Investigation of the selectivity of one type of small-molecule inhibitor for three Na v channel isoforms based on the method of computer simulation.

Voltage-gated sodium (Na-v) channels play a pivotal role for the changes in membrane potential and belong to large membrane proteins that compose four voltage sensor domains (VSD1-4). In this study, we describe the binding mode and selectivity of one of the aryl sulfonamide sodium channel inhibitors, PF-04856264, for the VSD4s in Na(v)1.4, Na(v)1.5 and Na(v)1.7, respectively, through molecular dynamics simulation and enhanced post-dynamics analyses. Our results show that there are three binding site regions (BSR1-3) in the combination of the ligand and receptors, of which BSR1 and BSR3 contribute to the selectivity and affinity of the ligand to the receptor.
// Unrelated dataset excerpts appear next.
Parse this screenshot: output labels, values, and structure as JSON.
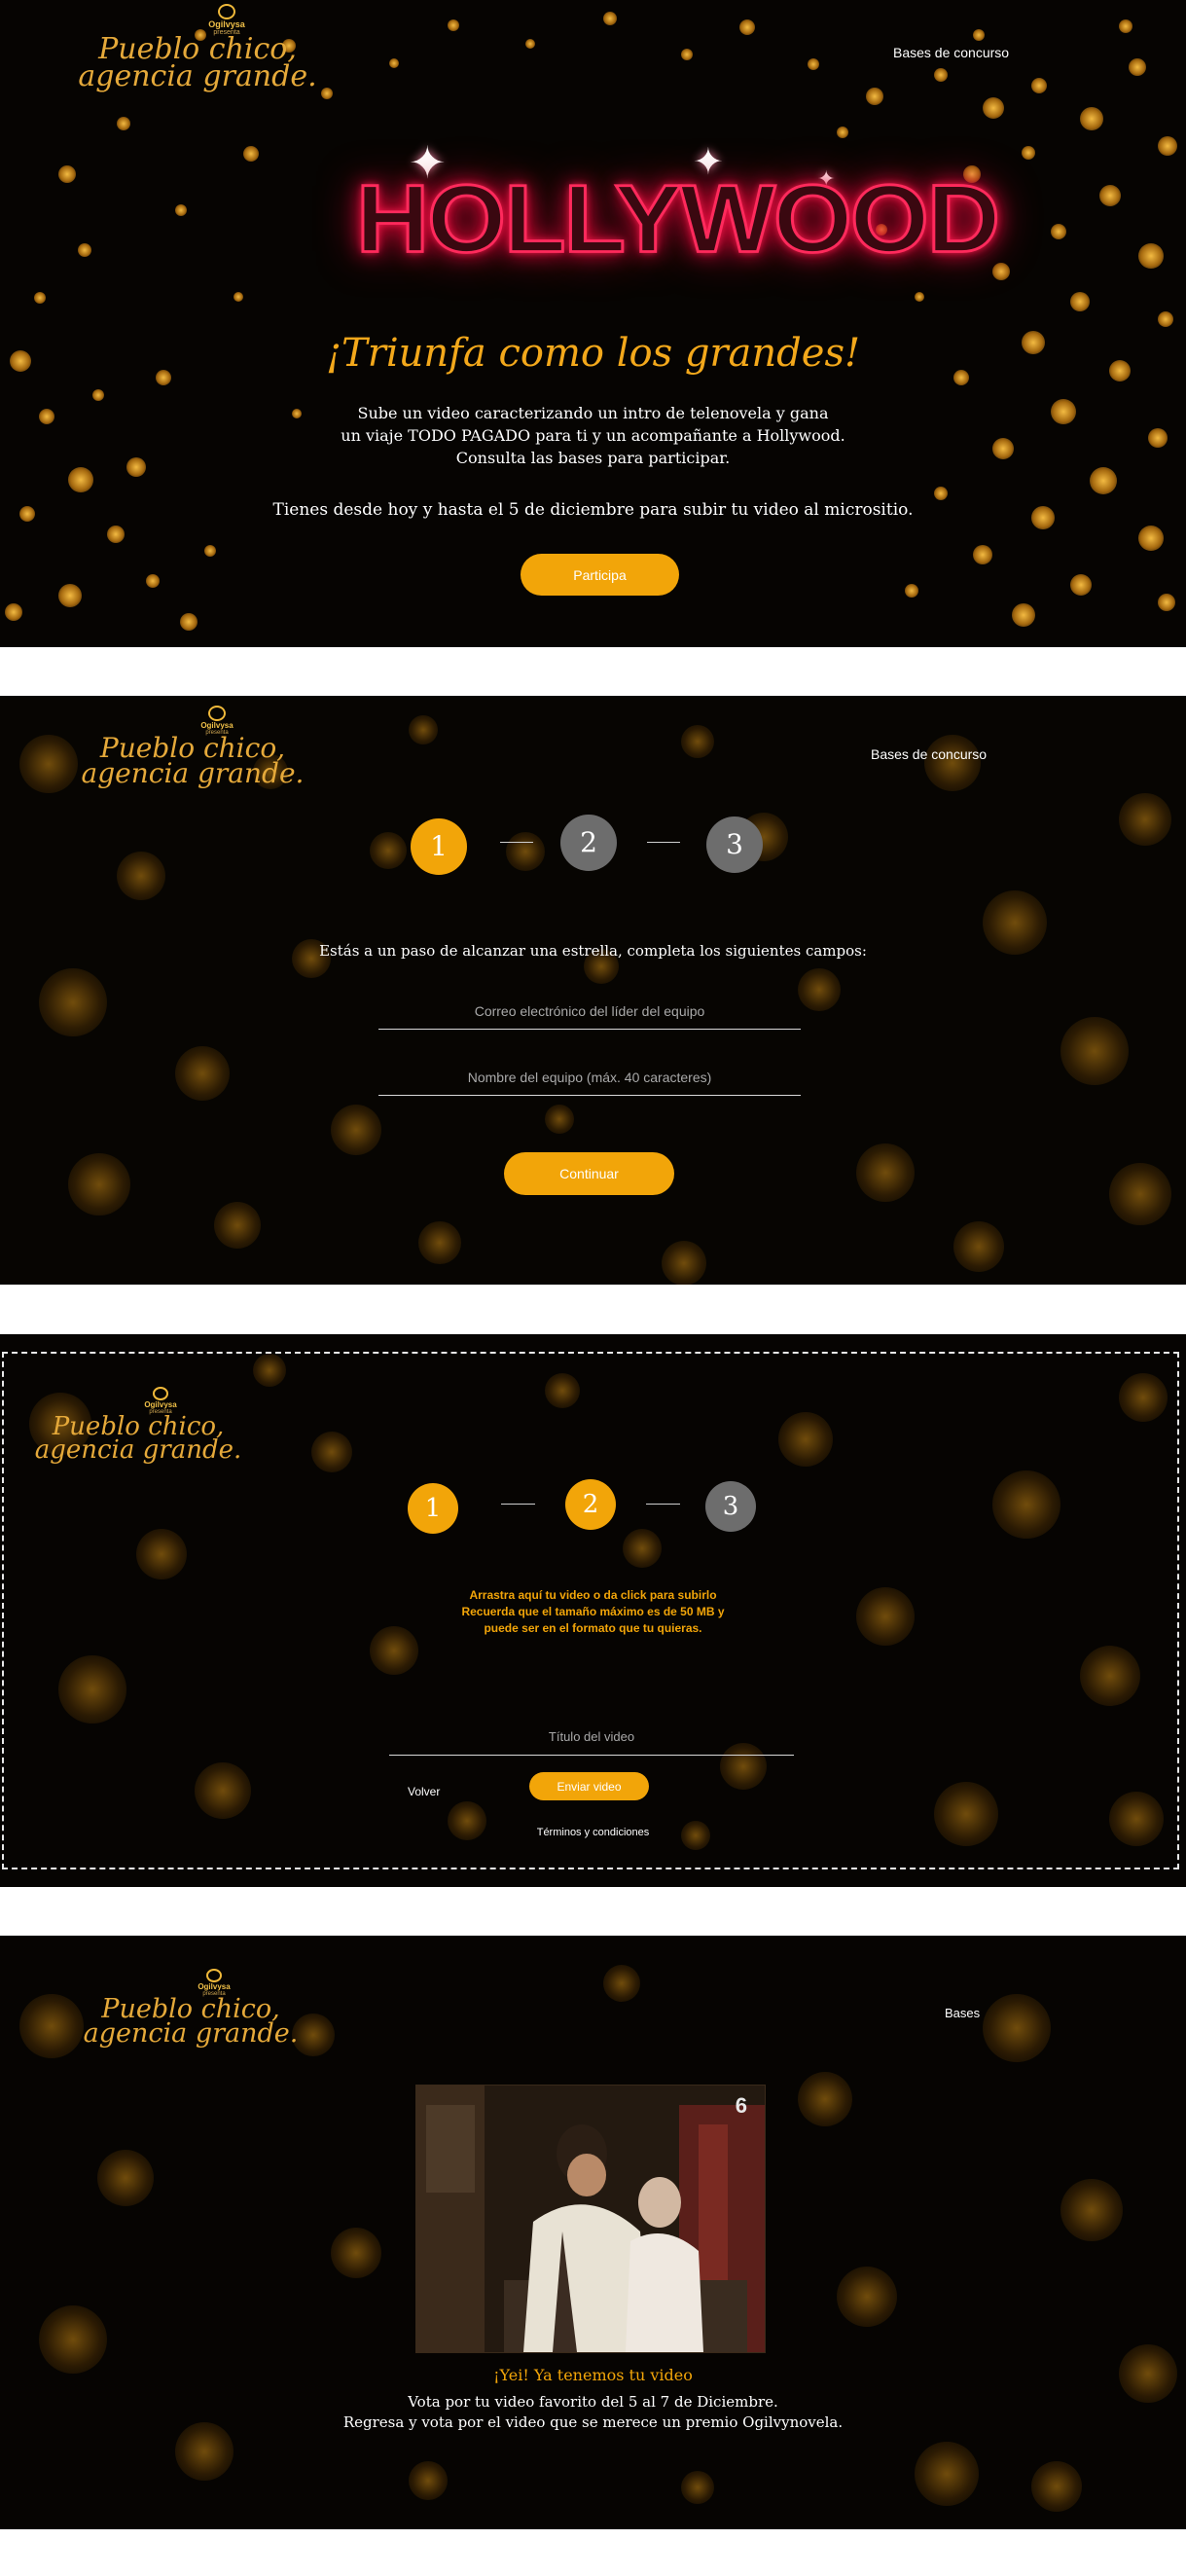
{
  "hero": {
    "logo": {
      "brand": "Ogilvysa",
      "presents": "presenta",
      "line1": "Pueblo chico,",
      "line2": "agencia grande."
    },
    "nav_link": "Bases de concurso",
    "headline": "HOLLYWOOD",
    "tagline": "¡Triunfa como los grandes!",
    "description": [
      "Sube un video caracterizando un intro de telenovela y gana",
      "un viaje TODO PAGADO para ti y un acompañante a Hollywood.",
      "Consulta las bases para participar."
    ],
    "deadline": "Tienes desde hoy y hasta el 5 de diciembre para subir tu video al micrositio.",
    "cta": "Participa"
  },
  "step1": {
    "logo": {
      "brand": "Ogilvysa",
      "presents": "presenta",
      "line1": "Pueblo chico,",
      "line2": "agencia grande."
    },
    "nav_link": "Bases de concurso",
    "steps": [
      "1",
      "2",
      "3"
    ],
    "active_step": 1,
    "prompt": "Estás a un paso de alcanzar una estrella, completa los siguientes campos:",
    "email_placeholder": "Correo electrónico del líder del equipo",
    "team_placeholder": "Nombre del equipo (máx. 40 caracteres)",
    "cta": "Continuar"
  },
  "step2": {
    "logo": {
      "brand": "Ogilvysa",
      "presents": "presenta",
      "line1": "Pueblo chico,",
      "line2": "agencia grande."
    },
    "steps": [
      "1",
      "2",
      "3"
    ],
    "active_steps": [
      1,
      2
    ],
    "upload_lines": [
      "Arrastra aquí tu video o da click para subirlo",
      "Recuerda que el tamaño máximo es de 50 MB y",
      "puede ser en el formato que tu quieras."
    ],
    "title_placeholder": "Título del video",
    "back": "Volver",
    "cta": "Enviar video",
    "terms": "Términos y condiciones"
  },
  "confirm": {
    "logo": {
      "brand": "Ogilvysa",
      "presents": "presenta",
      "line1": "Pueblo chico,",
      "line2": "agencia grande."
    },
    "nav_link": "Bases",
    "video_logo": "6",
    "heading": "¡Yei! Ya tenemos tu video",
    "lines": [
      "Vota por tu video favorito del 5 al 7 de Diciembre.",
      "Regresa y vota por el video que se merece un premio Ogilvynovela."
    ]
  },
  "colors": {
    "accent": "#f2a509",
    "step_idle": "#6d6d6d",
    "neon": "#ff2a5c",
    "script_gold": "#e5a93a"
  }
}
What's more, the 39th residue (Y39 in VSD4(hNav1.4)/ VSD4(hNav1.7) and A39 in VSD4(hNav1.5)) and N42 in BSR1, the 84th residue (L84 in VSD4(hNav1.4), T84 in VSD4(hNav1.5), and M84 in VSD4(hNav1.7)) in BSR2 and the conserved positive charged residues in BSR3 have major contributions to the interaction between the ligand and receptor. Further analysis reveals that if the 39th residue has a benzene ring structure, the connection of BSR1 and the ligand would be much stronger through pi-stacking interaction. On the other hand, the strength and number of the hydrogen bonds formed by the ligand and the conserved arginines on S4 determine the contribution of BSR3 to the total free binding energy. We anticipate this study pave the way for the design of more effective and safe treatment for pain that selectively target Na(v)1.7.